Dan YUHAS(Israel)

Born in 1947. Studied piano and composition at the Rubin Academy in Tel Aviv, and further studies in London and Paris.
His music was performed by the Israel Philharmonic Orchestra, the Israel Chamber Orchestra, the Jerusalem Symphony Orchestra, the Arditti Quartet, the Neue Vocalsolisten Stuttgart, Ensemble Modern and many ensembles and performers in Israel Europe and Asia.
Among many prizes and awards, he was awarded the Acum Prize (1987), the Prime minister’s prize for composers (1988), the Lieberson Prize for orchestral composition (1998). In 2008 received the Koussevitzky Award from the Koussevitzky Foundation and the Library of Congress. In 2009 received the National Lottery Prize for Composition 2009 received the and again the Prime Minister's award for composers. In 2015 Received the Acum Prize for “Achievement of the Year” for “Repercussions” performed by Ensemble Modern.

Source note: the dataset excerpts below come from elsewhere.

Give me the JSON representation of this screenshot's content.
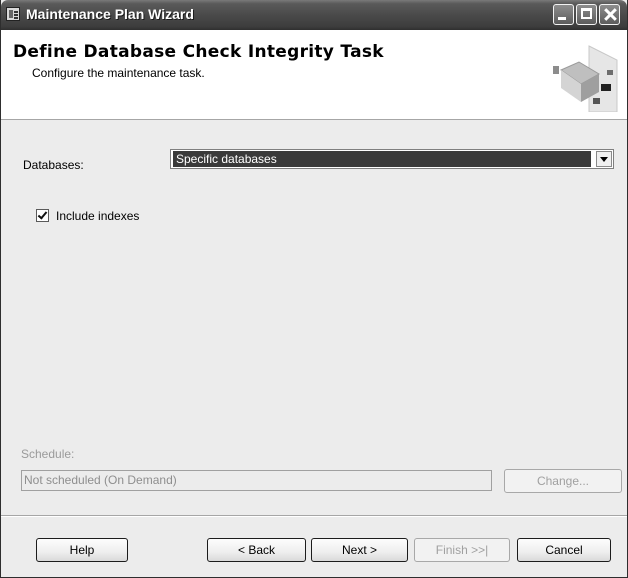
{
  "window": {
    "title": "Maintenance Plan Wizard"
  },
  "header": {
    "title": "Define Database Check Integrity Task",
    "subtitle": "Configure the maintenance task."
  },
  "form": {
    "databases_label": "Databases:",
    "databases_value": "Specific databases",
    "include_indexes_label": "Include indexes",
    "include_indexes_checked": true
  },
  "schedule": {
    "label": "Schedule:",
    "value": "Not scheduled (On Demand)",
    "change_label": "Change..."
  },
  "footer": {
    "help_label": "Help",
    "back_label": "< Back",
    "next_label": "Next >",
    "finish_label": "Finish >>|",
    "cancel_label": "Cancel"
  },
  "icons": {
    "app": "wizard-app-icon",
    "header_graphic": "maintenance-plan-graphic",
    "minimize": "minimize-icon",
    "maximize": "maximize-icon",
    "close": "close-icon",
    "dropdown": "chevron-down-icon",
    "checkbox": "checkmark-icon"
  }
}
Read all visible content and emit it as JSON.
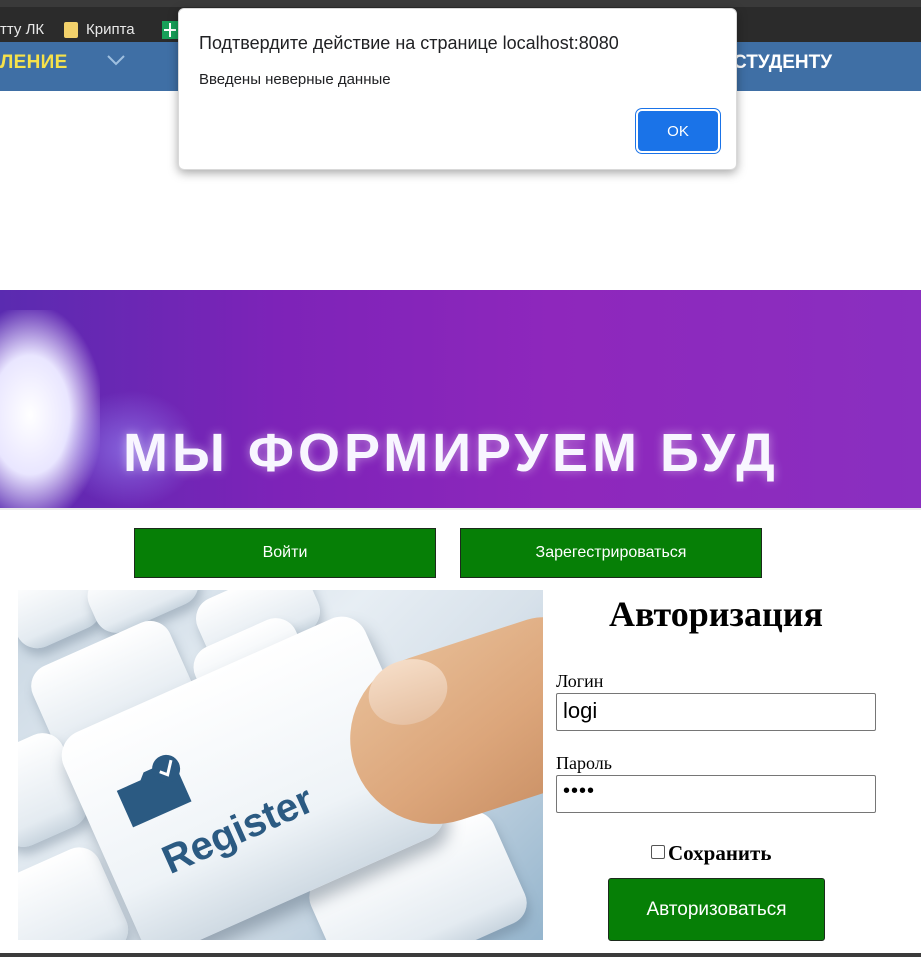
{
  "bookmarks": {
    "items": [
      {
        "label": "тту ЛК",
        "icon": "bookmark-page"
      },
      {
        "label": "Крипта",
        "icon": "folder-icon"
      },
      {
        "label": "",
        "icon": "sheets-icon"
      }
    ]
  },
  "site_nav": {
    "left_label": "ЛЕНИЕ",
    "right_label": "СТУДЕНТУ",
    "accent_color": "#f6e24a",
    "bar_color": "#3f6fa5"
  },
  "banner": {
    "slogan": "МЫ ФОРМИРУЕМ БУД"
  },
  "tabs": {
    "login_label": "Войти",
    "register_label": "Зарегестрироваться",
    "color": "#067f06"
  },
  "illustration": {
    "key_text": "Register"
  },
  "auth": {
    "title": "Авторизация",
    "login_label": "Логин",
    "login_value": "logi",
    "password_label": "Пароль",
    "password_value": "••••",
    "save_label": "Сохранить",
    "save_checked": false,
    "submit_label": "Авторизоваться"
  },
  "dialog": {
    "title": "Подтвердите действие на странице localhost:8080",
    "message": "Введены неверные данные",
    "ok_label": "OK",
    "ok_color": "#1a73e8"
  }
}
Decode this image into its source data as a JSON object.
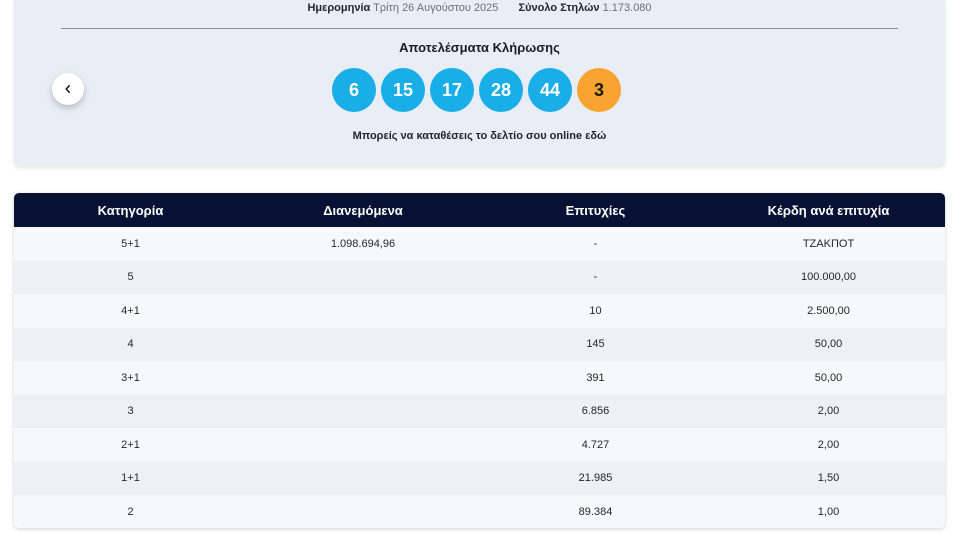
{
  "meta": {
    "date_label": "Ημερομηνία",
    "date_value": "Τρίτη 26 Αυγούστου 2025",
    "total_label": "Σύνολο Στηλών",
    "total_value": "1.173.080"
  },
  "draw": {
    "title": "Αποτελέσματα Κλήρωσης",
    "numbers": [
      "6",
      "15",
      "17",
      "28",
      "44"
    ],
    "bonus": "3",
    "online_text": "Μπορείς να καταθέσεις το δελτίο σου online εδώ"
  },
  "nav": {
    "back_icon": "chevron-left-icon"
  },
  "colors": {
    "ball": "#19aee8",
    "bonus_ball": "#f9a431",
    "table_header": "#061133",
    "panel": "#e9edf5"
  },
  "table": {
    "headers": [
      "Κατηγορία",
      "Διανεμόμενα",
      "Επιτυχίες",
      "Κέρδη ανά επιτυχία"
    ],
    "rows": [
      {
        "category": "5+1",
        "distributed": "1.098.694,96",
        "winners": "-",
        "prize": "ΤΖΑΚΠΟΤ"
      },
      {
        "category": "5",
        "distributed": "",
        "winners": "-",
        "prize": "100.000,00"
      },
      {
        "category": "4+1",
        "distributed": "",
        "winners": "10",
        "prize": "2.500,00"
      },
      {
        "category": "4",
        "distributed": "",
        "winners": "145",
        "prize": "50,00"
      },
      {
        "category": "3+1",
        "distributed": "",
        "winners": "391",
        "prize": "50,00"
      },
      {
        "category": "3",
        "distributed": "",
        "winners": "6.856",
        "prize": "2,00"
      },
      {
        "category": "2+1",
        "distributed": "",
        "winners": "4.727",
        "prize": "2,00"
      },
      {
        "category": "1+1",
        "distributed": "",
        "winners": "21.985",
        "prize": "1,50"
      },
      {
        "category": "2",
        "distributed": "",
        "winners": "89.384",
        "prize": "1,00"
      }
    ]
  }
}
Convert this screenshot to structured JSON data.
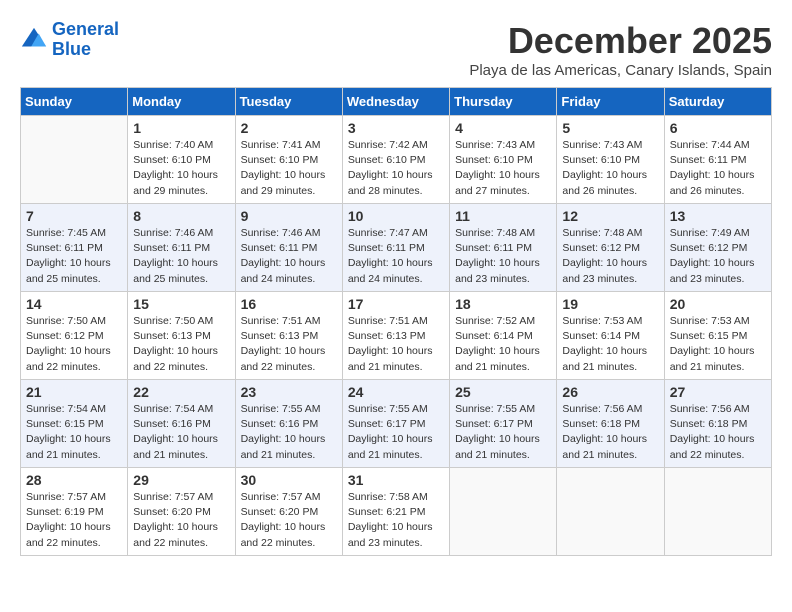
{
  "logo": {
    "line1": "General",
    "line2": "Blue"
  },
  "title": "December 2025",
  "location": "Playa de las Americas, Canary Islands, Spain",
  "weekdays": [
    "Sunday",
    "Monday",
    "Tuesday",
    "Wednesday",
    "Thursday",
    "Friday",
    "Saturday"
  ],
  "weeks": [
    [
      {
        "day": null
      },
      {
        "day": "1",
        "sunrise": "Sunrise: 7:40 AM",
        "sunset": "Sunset: 6:10 PM",
        "daylight": "Daylight: 10 hours and 29 minutes."
      },
      {
        "day": "2",
        "sunrise": "Sunrise: 7:41 AM",
        "sunset": "Sunset: 6:10 PM",
        "daylight": "Daylight: 10 hours and 29 minutes."
      },
      {
        "day": "3",
        "sunrise": "Sunrise: 7:42 AM",
        "sunset": "Sunset: 6:10 PM",
        "daylight": "Daylight: 10 hours and 28 minutes."
      },
      {
        "day": "4",
        "sunrise": "Sunrise: 7:43 AM",
        "sunset": "Sunset: 6:10 PM",
        "daylight": "Daylight: 10 hours and 27 minutes."
      },
      {
        "day": "5",
        "sunrise": "Sunrise: 7:43 AM",
        "sunset": "Sunset: 6:10 PM",
        "daylight": "Daylight: 10 hours and 26 minutes."
      },
      {
        "day": "6",
        "sunrise": "Sunrise: 7:44 AM",
        "sunset": "Sunset: 6:11 PM",
        "daylight": "Daylight: 10 hours and 26 minutes."
      }
    ],
    [
      {
        "day": "7",
        "sunrise": "Sunrise: 7:45 AM",
        "sunset": "Sunset: 6:11 PM",
        "daylight": "Daylight: 10 hours and 25 minutes."
      },
      {
        "day": "8",
        "sunrise": "Sunrise: 7:46 AM",
        "sunset": "Sunset: 6:11 PM",
        "daylight": "Daylight: 10 hours and 25 minutes."
      },
      {
        "day": "9",
        "sunrise": "Sunrise: 7:46 AM",
        "sunset": "Sunset: 6:11 PM",
        "daylight": "Daylight: 10 hours and 24 minutes."
      },
      {
        "day": "10",
        "sunrise": "Sunrise: 7:47 AM",
        "sunset": "Sunset: 6:11 PM",
        "daylight": "Daylight: 10 hours and 24 minutes."
      },
      {
        "day": "11",
        "sunrise": "Sunrise: 7:48 AM",
        "sunset": "Sunset: 6:11 PM",
        "daylight": "Daylight: 10 hours and 23 minutes."
      },
      {
        "day": "12",
        "sunrise": "Sunrise: 7:48 AM",
        "sunset": "Sunset: 6:12 PM",
        "daylight": "Daylight: 10 hours and 23 minutes."
      },
      {
        "day": "13",
        "sunrise": "Sunrise: 7:49 AM",
        "sunset": "Sunset: 6:12 PM",
        "daylight": "Daylight: 10 hours and 23 minutes."
      }
    ],
    [
      {
        "day": "14",
        "sunrise": "Sunrise: 7:50 AM",
        "sunset": "Sunset: 6:12 PM",
        "daylight": "Daylight: 10 hours and 22 minutes."
      },
      {
        "day": "15",
        "sunrise": "Sunrise: 7:50 AM",
        "sunset": "Sunset: 6:13 PM",
        "daylight": "Daylight: 10 hours and 22 minutes."
      },
      {
        "day": "16",
        "sunrise": "Sunrise: 7:51 AM",
        "sunset": "Sunset: 6:13 PM",
        "daylight": "Daylight: 10 hours and 22 minutes."
      },
      {
        "day": "17",
        "sunrise": "Sunrise: 7:51 AM",
        "sunset": "Sunset: 6:13 PM",
        "daylight": "Daylight: 10 hours and 21 minutes."
      },
      {
        "day": "18",
        "sunrise": "Sunrise: 7:52 AM",
        "sunset": "Sunset: 6:14 PM",
        "daylight": "Daylight: 10 hours and 21 minutes."
      },
      {
        "day": "19",
        "sunrise": "Sunrise: 7:53 AM",
        "sunset": "Sunset: 6:14 PM",
        "daylight": "Daylight: 10 hours and 21 minutes."
      },
      {
        "day": "20",
        "sunrise": "Sunrise: 7:53 AM",
        "sunset": "Sunset: 6:15 PM",
        "daylight": "Daylight: 10 hours and 21 minutes."
      }
    ],
    [
      {
        "day": "21",
        "sunrise": "Sunrise: 7:54 AM",
        "sunset": "Sunset: 6:15 PM",
        "daylight": "Daylight: 10 hours and 21 minutes."
      },
      {
        "day": "22",
        "sunrise": "Sunrise: 7:54 AM",
        "sunset": "Sunset: 6:16 PM",
        "daylight": "Daylight: 10 hours and 21 minutes."
      },
      {
        "day": "23",
        "sunrise": "Sunrise: 7:55 AM",
        "sunset": "Sunset: 6:16 PM",
        "daylight": "Daylight: 10 hours and 21 minutes."
      },
      {
        "day": "24",
        "sunrise": "Sunrise: 7:55 AM",
        "sunset": "Sunset: 6:17 PM",
        "daylight": "Daylight: 10 hours and 21 minutes."
      },
      {
        "day": "25",
        "sunrise": "Sunrise: 7:55 AM",
        "sunset": "Sunset: 6:17 PM",
        "daylight": "Daylight: 10 hours and 21 minutes."
      },
      {
        "day": "26",
        "sunrise": "Sunrise: 7:56 AM",
        "sunset": "Sunset: 6:18 PM",
        "daylight": "Daylight: 10 hours and 21 minutes."
      },
      {
        "day": "27",
        "sunrise": "Sunrise: 7:56 AM",
        "sunset": "Sunset: 6:18 PM",
        "daylight": "Daylight: 10 hours and 22 minutes."
      }
    ],
    [
      {
        "day": "28",
        "sunrise": "Sunrise: 7:57 AM",
        "sunset": "Sunset: 6:19 PM",
        "daylight": "Daylight: 10 hours and 22 minutes."
      },
      {
        "day": "29",
        "sunrise": "Sunrise: 7:57 AM",
        "sunset": "Sunset: 6:20 PM",
        "daylight": "Daylight: 10 hours and 22 minutes."
      },
      {
        "day": "30",
        "sunrise": "Sunrise: 7:57 AM",
        "sunset": "Sunset: 6:20 PM",
        "daylight": "Daylight: 10 hours and 22 minutes."
      },
      {
        "day": "31",
        "sunrise": "Sunrise: 7:58 AM",
        "sunset": "Sunset: 6:21 PM",
        "daylight": "Daylight: 10 hours and 23 minutes."
      },
      {
        "day": null
      },
      {
        "day": null
      },
      {
        "day": null
      }
    ]
  ]
}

Yuhas is the Founder and director of the “Israel Contemporary Players” and the Center for Electronic Music in Tel Aviv. Teaches counterpoint and composition at the Buchman-Mehta School of Music at the Tel Aviv University.

President of the Asian Composers League since 2018.

Reflections

 

Commissioned by the Israel Philharmonic Orchestra. The title Reflections has various meanings, including contemplation and looking back and reminiscences.
It reflects upon the Concerto for Orchestra by Bartok and uses material from that piece. 
The work begins with with three snare drums introducing a rhythmic theme, which is present almost throughout the entire work. This theme is later reflected in the strings, as well as in other instruments.
The work's opening section leads to a flute melody - a solitary and contemplative tune, joined towards its end by the oboe. The oboe also has a tune, which seems to come from a distant past. The snare drum is both reminiscent of Bartok's Concerto for Orchestra (Game of Couples) and jazz references.
The orchestral playing sometimes alternates with chamber playing of individual instruments, as well as solo passages for numerous instruments. At the end of the work, all the instruments unite to form a full and dense orchestral texture. Towards the end, parallel to the solo in the beginning, there is a clarinet solo, joined softly by the other two clarinets, like a shadow of the solo clarinet. The work ends in motoric motion of the strings, dismantling the drums rhythmic opening theme and bringing the work to its conclusion.